Perrier Avocat

Un salarié est recruté par une entreprise de travail temporaire pendant 8 mois durant lesquels sont conclus 15 contrats de mission au motif d’un accroissement temporaire d’activité de l’entreprise utilisatrice.

Il saisit le conseil de prud’hommes pour obtenir la requalification de la relation de travail en contrat de travail à durée indéterminée à l’égard de l’entreprise de travail temporaire, au motif que le délai de carence n’a pas été respecté entre les contrats de mission.

La cour d’appel déboute le salarié de sa demande de requalification.

L’arrêt est censuré par la Cour de cassation qui rappelle que les dispositions de l’article L. 1251-40 du code du travail n’excluent pas la possibilité pour le salarié d’agir contre l’entreprise de travail temporaire lorsque les conditions à défaut desquelles toute opération de prêt de main-d’œuvre est interdite n’ont pas été respectées.
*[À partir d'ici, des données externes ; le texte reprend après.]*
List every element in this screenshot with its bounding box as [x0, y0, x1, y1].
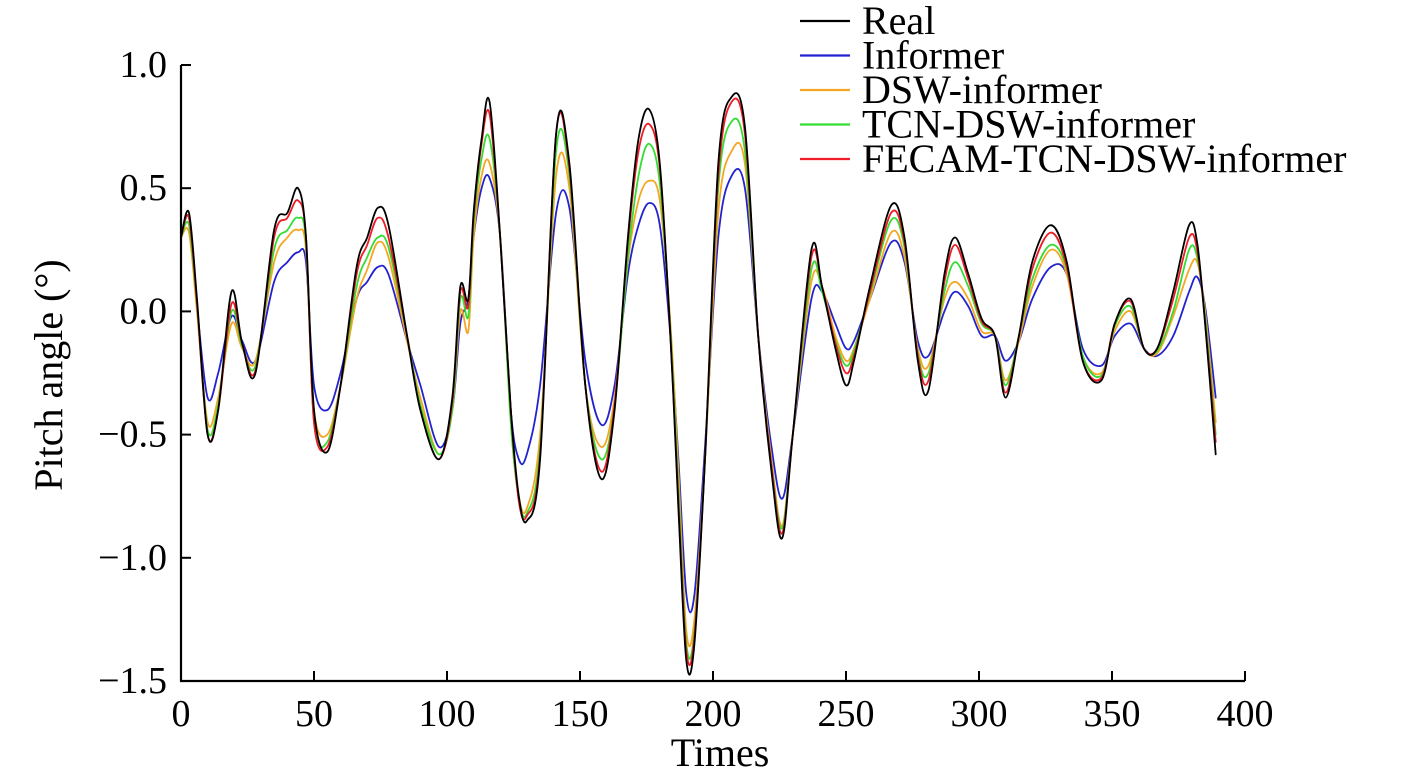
legend-label-dsw-informer: DSW-informer: [862, 67, 1102, 112]
x-tick-label: 400: [1217, 693, 1274, 735]
legend-label-fecam-tcn-dsw-informer: FECAM-TCN-DSW-informer: [862, 136, 1346, 181]
y-tick-label: −1.5: [98, 660, 167, 702]
x-tick-label: 350: [1084, 693, 1141, 735]
series-line-informer: [180, 168, 1217, 614]
y-tick-label: 0.5: [120, 167, 168, 209]
x-tick-label: 150: [552, 693, 609, 735]
x-tick-label: 0: [172, 693, 191, 735]
y-axis-title: Pitch angle (°): [26, 259, 71, 490]
x-tick-label: 200: [685, 693, 742, 735]
series-layer: [180, 92, 1217, 676]
y-axis-ticks: 1.0 0.5 0.0 −0.5 −1.0 −1.5: [98, 44, 191, 702]
x-axis-ticks: 0 50 100 150 200 250 300 350 400: [172, 671, 1274, 735]
x-axis-title: Times: [671, 730, 770, 775]
legend-label-informer: Informer: [862, 33, 1004, 78]
y-tick-label: 1.0: [120, 44, 168, 86]
y-tick-label: 0.0: [120, 290, 168, 332]
legend-label-tcn-dsw-informer: TCN-DSW-informer: [862, 102, 1195, 147]
y-tick-label: −0.5: [98, 414, 167, 456]
series-line-real: [180, 92, 1217, 676]
legend-label-real: Real: [862, 0, 935, 43]
x-tick-label: 250: [818, 693, 875, 735]
x-tick-label: 50: [295, 693, 333, 735]
x-tick-label: 300: [951, 693, 1008, 735]
legend: RealInformerDSW-informerTCN-DSW-informer…: [800, 0, 1346, 181]
x-tick-label: 100: [419, 693, 476, 735]
y-tick-label: −1.0: [98, 537, 167, 579]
La Cour de cassation relève en outre que les contrats de mission établis par l’entreprise de travail temporaire mentionnaient le motif d’un accroissement temporaire d’activité et n’avaient pas été conclus pour la réalisation de travaux urgents nécessités par des mesures de sécurité, et que, par conséquent, le respect du délai de carence prévu par l’article L. 1251-36 du code du travail s’imposait.

La Cour de cassation en conclut que faute pour l’entreprise de travail temporaire d’avoir observé le délai de carence, cette dernière a failli aux obligations qui lui étaient propres et que le salarié était donc bien fondé à solliciter la requalification de ses contrats de mission en contrat de travail à durée indéterminée à l’égard de l’entreprise de travail temporaire.